Premier Węgier Viktor Orbán podkreślił, że jego kraj nie zamierza rezygnować z rosyjskiego gazu i ropy, wskazując na dwie istotne przyczyny.
Powiedział o tym w wywiadzie dla węgierskiego programu politycznego „Czas wojowników”.
Orbán wyjaśnił, że gaz i ropa trafiają na Węgry z kraju-agresora, jednak w przypadku przerwania dostaw państwo musiałoby szukać źródeł energii w innych miejscach.
„Każde inne źródło dostaw jest mniej pewne niż rosyjskie, zabezpieczone długoterminowymi kontraktami. W ten sposób rosja gwarantuje bezpieczeństwo Węgier” – stwierdził Orbán.
Szef rządu mówił także o aspekcie ekonomicznym. Jego zdaniem rosyjskie surowce energetyczne są tańsze od alternatywnych, a rezygnacja z nich automatycznie zmusiłaby do podnoszenia cen dla ludności.
„Dlaczego węgierskie rodziny miałyby płacić więcej za energię? To nie tylko kwestia gospodarki, ale i sprawiedliwości społecznej” – zaznaczył.

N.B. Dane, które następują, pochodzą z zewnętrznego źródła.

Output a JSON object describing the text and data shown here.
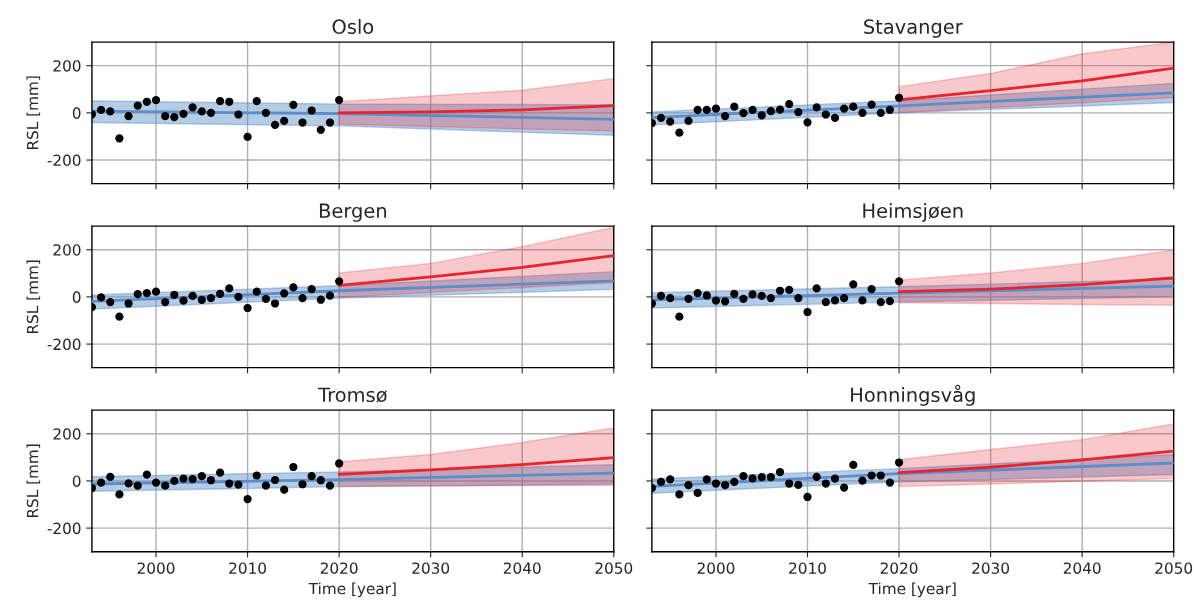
{
  "chart_data": [
    {
      "type": "line",
      "title": "Oslo",
      "ylabel": "RSL [mm]",
      "xlim": [
        1993,
        2050
      ],
      "ylim": [
        -300,
        300
      ],
      "xticks": [
        2000,
        2010,
        2020,
        2030,
        2040,
        2050
      ],
      "yticks": [
        -200,
        0,
        200
      ],
      "grid": true,
      "tick_labels": "y",
      "series": [
        {
          "color": "#5b8ec9",
          "x": [
            1993,
            2020,
            2050
          ],
          "values": [
            7,
            -3,
            -28
          ],
          "lower": [
            -41,
            -55,
            -95
          ],
          "upper": [
            51,
            37,
            34
          ]
        },
        {
          "color": "#e8232b",
          "x": [
            2020,
            2030,
            2040,
            2050
          ],
          "values": [
            0,
            4,
            13,
            31
          ],
          "lower": [
            -48,
            -58,
            -68,
            -77
          ],
          "upper": [
            47,
            72,
            96,
            145
          ]
        },
        {
          "type": "scatter",
          "color": "#000000",
          "marker": "circle",
          "x": [
            1993,
            1994,
            1995,
            1996,
            1997,
            1998,
            1999,
            2000,
            2001,
            2002,
            2003,
            2004,
            2005,
            2006,
            2007,
            2008,
            2009,
            2010,
            2011,
            2012,
            2013,
            2014,
            2015,
            2016,
            2017,
            2018,
            2019,
            2020
          ],
          "values": [
            -6,
            13,
            6,
            -108,
            -14,
            31,
            47,
            54,
            -14,
            -18,
            -4,
            23,
            6,
            0,
            50,
            47,
            -7,
            -102,
            50,
            0,
            -51,
            -34,
            34,
            -41,
            10,
            -72,
            -41,
            54
          ]
        }
      ]
    },
    {
      "type": "line",
      "title": "Stavanger",
      "xlim": [
        1993,
        2050
      ],
      "ylim": [
        -300,
        300
      ],
      "xticks": [
        2000,
        2010,
        2020,
        2030,
        2040,
        2050
      ],
      "yticks": [
        -200,
        0,
        200
      ],
      "grid": true,
      "tick_labels": false,
      "series": [
        {
          "color": "#5b8ec9",
          "x": [
            1993,
            2020,
            2050
          ],
          "values": [
            -20,
            30,
            85
          ],
          "lower": [
            -51,
            0,
            44
          ],
          "upper": [
            4,
            51,
            125
          ]
        },
        {
          "color": "#e8232b",
          "x": [
            2020,
            2030,
            2040,
            2050
          ],
          "values": [
            55,
            94,
            136,
            190
          ],
          "lower": [
            1,
            22,
            43,
            65
          ],
          "upper": [
            111,
            167,
            250,
            300
          ]
        },
        {
          "type": "scatter",
          "color": "#000000",
          "marker": "circle",
          "x": [
            1993,
            1994,
            1995,
            1996,
            1997,
            1998,
            1999,
            2000,
            2001,
            2002,
            2003,
            2004,
            2005,
            2006,
            2007,
            2008,
            2009,
            2010,
            2011,
            2012,
            2013,
            2014,
            2015,
            2016,
            2017,
            2018,
            2019,
            2020
          ],
          "values": [
            -43,
            -21,
            -37,
            -84,
            -34,
            13,
            13,
            18,
            -14,
            26,
            -1,
            13,
            -11,
            7,
            14,
            37,
            3,
            -40,
            23,
            -7,
            -21,
            18,
            26,
            0,
            35,
            0,
            13,
            64
          ]
        }
      ]
    },
    {
      "type": "line",
      "title": "Bergen",
      "ylabel": "RSL [mm]",
      "xlim": [
        1993,
        2050
      ],
      "ylim": [
        -300,
        300
      ],
      "xticks": [
        2000,
        2010,
        2020,
        2030,
        2040,
        2050
      ],
      "yticks": [
        -200,
        0,
        200
      ],
      "grid": true,
      "tick_labels": "y",
      "series": [
        {
          "color": "#5b8ec9",
          "x": [
            1993,
            2020,
            2050
          ],
          "values": [
            -19,
            26,
            68
          ],
          "lower": [
            -52,
            -5,
            32
          ],
          "upper": [
            8,
            47,
            107
          ]
        },
        {
          "color": "#e8232b",
          "x": [
            2020,
            2030,
            2040,
            2050
          ],
          "values": [
            49,
            85,
            125,
            175
          ],
          "lower": [
            -2,
            19,
            40,
            61
          ],
          "upper": [
            101,
            142,
            213,
            295
          ]
        },
        {
          "type": "scatter",
          "color": "#000000",
          "marker": "circle",
          "x": [
            1993,
            1994,
            1995,
            1996,
            1997,
            1998,
            1999,
            2000,
            2001,
            2002,
            2003,
            2004,
            2005,
            2006,
            2007,
            2008,
            2009,
            2010,
            2011,
            2012,
            2013,
            2014,
            2015,
            2016,
            2017,
            2018,
            2019,
            2020
          ],
          "values": [
            -43,
            -2,
            -22,
            -84,
            -28,
            12,
            16,
            22,
            -22,
            9,
            -16,
            4,
            -13,
            -5,
            13,
            36,
            0,
            -47,
            22,
            -8,
            -28,
            15,
            40,
            -5,
            33,
            -12,
            5,
            66
          ]
        }
      ]
    },
    {
      "type": "line",
      "title": "Heimsjøen",
      "xlim": [
        1993,
        2050
      ],
      "ylim": [
        -300,
        300
      ],
      "xticks": [
        2000,
        2010,
        2020,
        2030,
        2040,
        2050
      ],
      "yticks": [
        -200,
        0,
        200
      ],
      "grid": true,
      "tick_labels": false,
      "series": [
        {
          "color": "#5b8ec9",
          "x": [
            1993,
            2020,
            2050
          ],
          "values": [
            -13,
            16,
            46
          ],
          "lower": [
            -47,
            -22,
            1
          ],
          "upper": [
            18,
            43,
            76
          ]
        },
        {
          "color": "#e8232b",
          "x": [
            2020,
            2030,
            2040,
            2050
          ],
          "values": [
            22,
            33,
            52,
            81
          ],
          "lower": [
            -25,
            -28,
            -32,
            -35
          ],
          "upper": [
            71,
            101,
            142,
            198
          ]
        },
        {
          "type": "scatter",
          "color": "#000000",
          "marker": "circle",
          "x": [
            1993,
            1994,
            1995,
            1996,
            1997,
            1998,
            1999,
            2000,
            2001,
            2002,
            2003,
            2004,
            2005,
            2006,
            2007,
            2008,
            2009,
            2010,
            2011,
            2012,
            2013,
            2014,
            2015,
            2016,
            2017,
            2018,
            2019,
            2020
          ],
          "values": [
            -28,
            4,
            -5,
            -84,
            -8,
            16,
            6,
            -16,
            -19,
            13,
            -8,
            11,
            4,
            -5,
            26,
            30,
            -5,
            -64,
            36,
            -22,
            -15,
            -5,
            53,
            -15,
            33,
            -22,
            -18,
            66
          ]
        }
      ]
    },
    {
      "type": "line",
      "title": "Tromsø",
      "xlabel": "Time [year]",
      "ylabel": "RSL [mm]",
      "xlim": [
        1993,
        2050
      ],
      "ylim": [
        -300,
        300
      ],
      "xticks": [
        2000,
        2010,
        2020,
        2030,
        2040,
        2050
      ],
      "yticks": [
        -200,
        0,
        200
      ],
      "grid": true,
      "series": [
        {
          "color": "#5b8ec9",
          "x": [
            1993,
            2020,
            2050
          ],
          "values": [
            -13,
            6,
            33
          ],
          "lower": [
            -44,
            -24,
            -13
          ],
          "upper": [
            18,
            38,
            69
          ]
        },
        {
          "color": "#e8232b",
          "x": [
            2020,
            2030,
            2040,
            2050
          ],
          "values": [
            28,
            47,
            69,
            99
          ],
          "lower": [
            -24,
            -22,
            -20,
            -18
          ],
          "upper": [
            81,
            112,
            163,
            225
          ]
        },
        {
          "type": "scatter",
          "color": "#000000",
          "marker": "circle",
          "x": [
            1993,
            1994,
            1995,
            1996,
            1997,
            1998,
            1999,
            2000,
            2001,
            2002,
            2003,
            2004,
            2005,
            2006,
            2007,
            2008,
            2009,
            2010,
            2011,
            2012,
            2013,
            2014,
            2015,
            2016,
            2017,
            2018,
            2019,
            2020
          ],
          "values": [
            -30,
            -7,
            17,
            -57,
            -10,
            -20,
            27,
            -7,
            -20,
            0,
            10,
            8,
            20,
            3,
            35,
            -11,
            -16,
            -77,
            23,
            -20,
            4,
            -37,
            59,
            -14,
            20,
            3,
            -20,
            74
          ]
        }
      ]
    },
    {
      "type": "line",
      "title": "Honningsvåg",
      "xlabel": "Time [year]",
      "xlim": [
        1993,
        2050
      ],
      "ylim": [
        -300,
        300
      ],
      "xticks": [
        2000,
        2010,
        2020,
        2030,
        2040,
        2050
      ],
      "yticks": [
        -200,
        0,
        200
      ],
      "grid": true,
      "tick_labels": "x",
      "series": [
        {
          "color": "#5b8ec9",
          "x": [
            1993,
            2020,
            2050
          ],
          "values": [
            -23,
            31,
            76
          ],
          "lower": [
            -52,
            -4,
            27
          ],
          "upper": [
            8,
            52,
            112
          ]
        },
        {
          "color": "#e8232b",
          "x": [
            2020,
            2030,
            2040,
            2050
          ],
          "values": [
            35,
            58,
            89,
            126
          ],
          "lower": [
            -24,
            -13,
            -1,
            10
          ],
          "upper": [
            90,
            133,
            175,
            242
          ]
        },
        {
          "type": "scatter",
          "color": "#000000",
          "marker": "circle",
          "x": [
            1993,
            1994,
            1995,
            1996,
            1997,
            1998,
            1999,
            2000,
            2001,
            2002,
            2003,
            2004,
            2005,
            2006,
            2007,
            2008,
            2009,
            2010,
            2011,
            2012,
            2013,
            2014,
            2015,
            2016,
            2017,
            2018,
            2019,
            2020
          ],
          "values": [
            -30,
            -4,
            7,
            -57,
            -18,
            -51,
            7,
            -11,
            -18,
            -4,
            20,
            11,
            16,
            16,
            37,
            -11,
            -17,
            -68,
            17,
            -11,
            10,
            -28,
            68,
            1,
            23,
            23,
            -7,
            78
          ]
        }
      ]
    }
  ]
}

Polityk podkreślił, że Węgry są suwerennym państwem i same podejmują decyzje, niezależnie od zewnętrznej presji. Dodał też, że kwestie energetyczne są ściśle związane z bezpieczeństwem kraju.
Według niego każda zmiana w dostawach energii wpływa nie tylko na gospodarkę, ale także na zdolności obronne państwa.
Przypomnijmy, że przywódcy UE na szczycie w Kopenhadze będą omawiać mechanizm decyzji w sprawie zamrożonych rosyjskich aktywów „z pominięciem” Węgier, które blokują ich konfiskatę i wykorzystanie na rzecz Ukrainy.
Wcześniej Orbán wezwał Zełenskiego do zaprzestania „prześladowań”.
Oburzył się również na wyrok skazujący byłego prezydenta Francji Nicolasa Sarkozy’ego.